If this was intended to reassure me, it did not do the job. What Cory Gardner is asking me and everyone over 55 to do is to be selfish, and not think of the coming generations that include our children, nieces, nephews and grandkids..
Working for the next generation is one of the ideas that made this country what it is. Those who fought in World War II did so to rid the world of a maniac and make the world a safer place. There are many such examples.
Asking us to be selfish does not seem like a good idea. Reducing the benefits of the coming generations benefits no one, except the rich who are not paying their fair share of taxes. In a recession, cash flow needs to be increased. The middle class will not be in a position to pull this country out of the recession until it is allowed to flourish. We need jobs and money to survive. All of us.
Cory Gardner’s actions do nothing to alleviate the problem. They are the actions of a young man who is following the corporate agenda. Either he is unable to resist the siren call of the corporate dollar or he is following that agenda without thought.
Rep. Cory Gardner has stated clearly, “I want to see spending cuts.” I wish Rep. Gardner would think about where these spending cuts are coming from. Education? Do we care about the classroom size of our children? Infrastructure? Are we planning to repair our own roads and bridges? Environment? Clean water to drink anyone? The social safety net did not get us into this fiscal house of horrors. It was wars that weren’t included in the budget and unbridled greed.
Cuts come from real people and real programs that were designed to protect citizens. Plus arguments about spending cuts aren’t adding up. Historically, cutting spending during recessionary times just makes the economy worse. (See 1937). Economists in both political parties are saying that what needs to happen is job creation, which requires spending not cutting. Once our economy is more stable reasonable cuts can and should be debated. Maintaining a rigid position in the face of contrary information is not smart.

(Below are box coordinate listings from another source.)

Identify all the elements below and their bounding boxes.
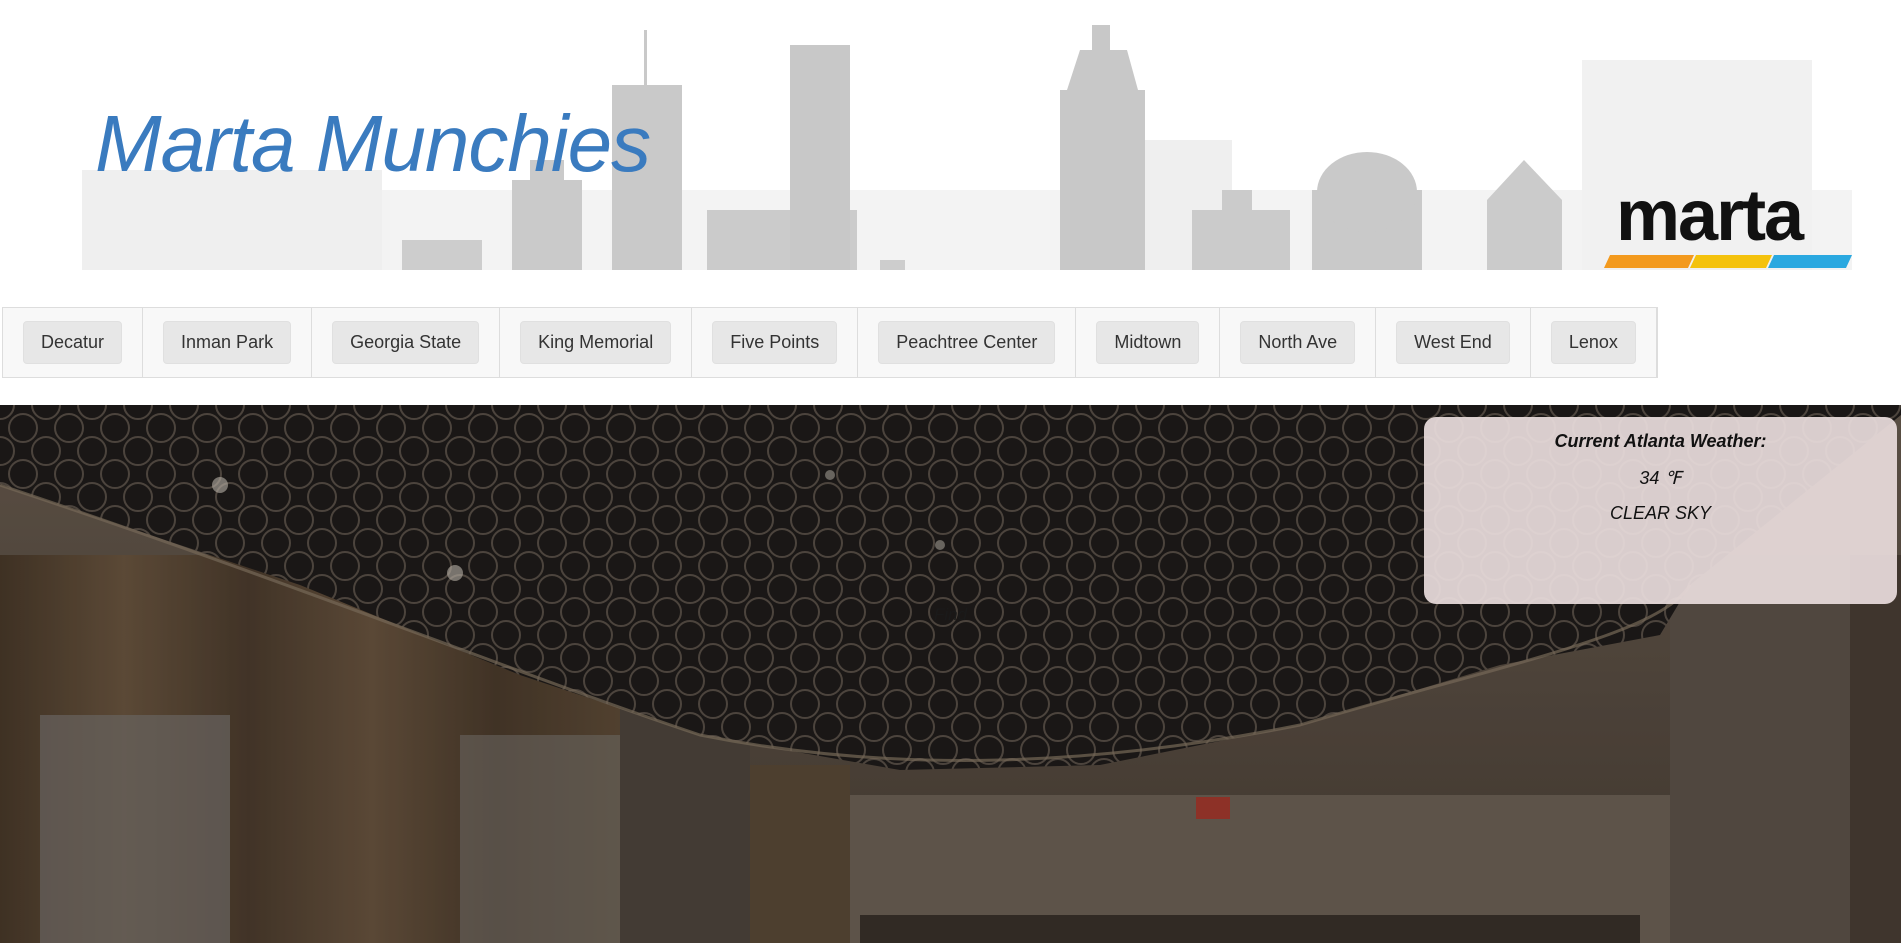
hero-section: Find Current Atlanta Weather: 34 ℉ CLEAR… [0,405,1901,943]
station-item-georgia-state: Georgia State [312,308,501,377]
marta-logo-text: marta [1616,176,1804,256]
weather-condition: CLEAR SKY [1609,503,1712,523]
weather-title: Current Atlanta Weather: [1554,431,1767,451]
station-button-inman-park[interactable]: Inman Park [163,321,292,364]
station-button-king-memorial[interactable]: King Memorial [520,321,672,364]
station-item-north-ave: North Ave [1220,308,1377,377]
station-item-five-points: Five Points [692,308,859,377]
station-button-georgia-state[interactable]: Georgia State [332,321,480,364]
site-header: Marta Munchies marta [0,0,1901,306]
station-item-lenox: Lenox [1531,308,1657,377]
station-item-peachtree-center: Peachtree Center [858,308,1077,377]
weather-widget: Current Atlanta Weather: 34 ℉ CLEAR SKY [1424,417,1897,604]
station-nav: Decatur Inman Park Georgia State King Me… [2,307,1658,378]
station-button-decatur[interactable]: Decatur [23,321,123,364]
weather-temperature: 34 ℉ [1639,468,1682,488]
station-button-north-ave[interactable]: North Ave [1240,321,1356,364]
station-item-midtown: Midtown [1076,308,1221,377]
station-item-west-end: West End [1376,308,1531,377]
marta-logo-stripes [1604,255,1852,268]
station-button-peachtree-center[interactable]: Peachtree Center [878,321,1056,364]
station-item-king-memorial: King Memorial [500,308,693,377]
station-item-decatur: Decatur [3,308,144,377]
site-title: Marta Munchies [95,99,651,188]
find-link[interactable]: Find [934,605,967,625]
station-button-midtown[interactable]: Midtown [1096,321,1200,364]
station-button-lenox[interactable]: Lenox [1550,321,1636,364]
station-item-inman-park: Inman Park [143,308,313,377]
station-button-west-end[interactable]: West End [1396,321,1510,364]
marta-logo[interactable]: marta [1604,180,1852,270]
station-button-five-points[interactable]: Five Points [712,321,838,364]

Please, Rep. Gardner, read up on economics 101. Draconian cuts now will not create jobs or put our country back on track. We need a representative who will work for the good of all the citizens in the 4th Congressional District.
Cory Gardner, anti-environment
To the delight of American industrialists and their friends in the GOP, freshman U.S. Rep. Cory Gardner (CO-District 4) appears determined to erode as much of the regulatory authority of the U.S. Environmental Protection Agency as he is able.
The EPA was born during the term of Richard Nixon, based on a 1970 memorandum of the President’s Advisory Council on Executive Organization, “Federal Organization for Environmental Protection.” If the GOP was aware of the need for federal regulations on polluting industries in 1970, how much more are those regulations necessary in our resource-depleting and waste-generating consumerist culture of 2011?
The memorandum recognized that “The economic progress which we have come to expect, or even demand, has almost invariably been at some cost to the environment.” It states that “Some means must be found by which our economic and social aspirations are balanced against the finite capacity of the environment to absorb society’s wastes.”
Before Mr. Gardner goes too far in his personal tirade against the EPA, I suggest that he, and the GOP leadership, should learn what was recognized in 1970 regarding the “finite capacity of the environment to absorb society’s wastes.” His zeal against environmental regulations is not only misguided and misinformed, it is downright dangerous.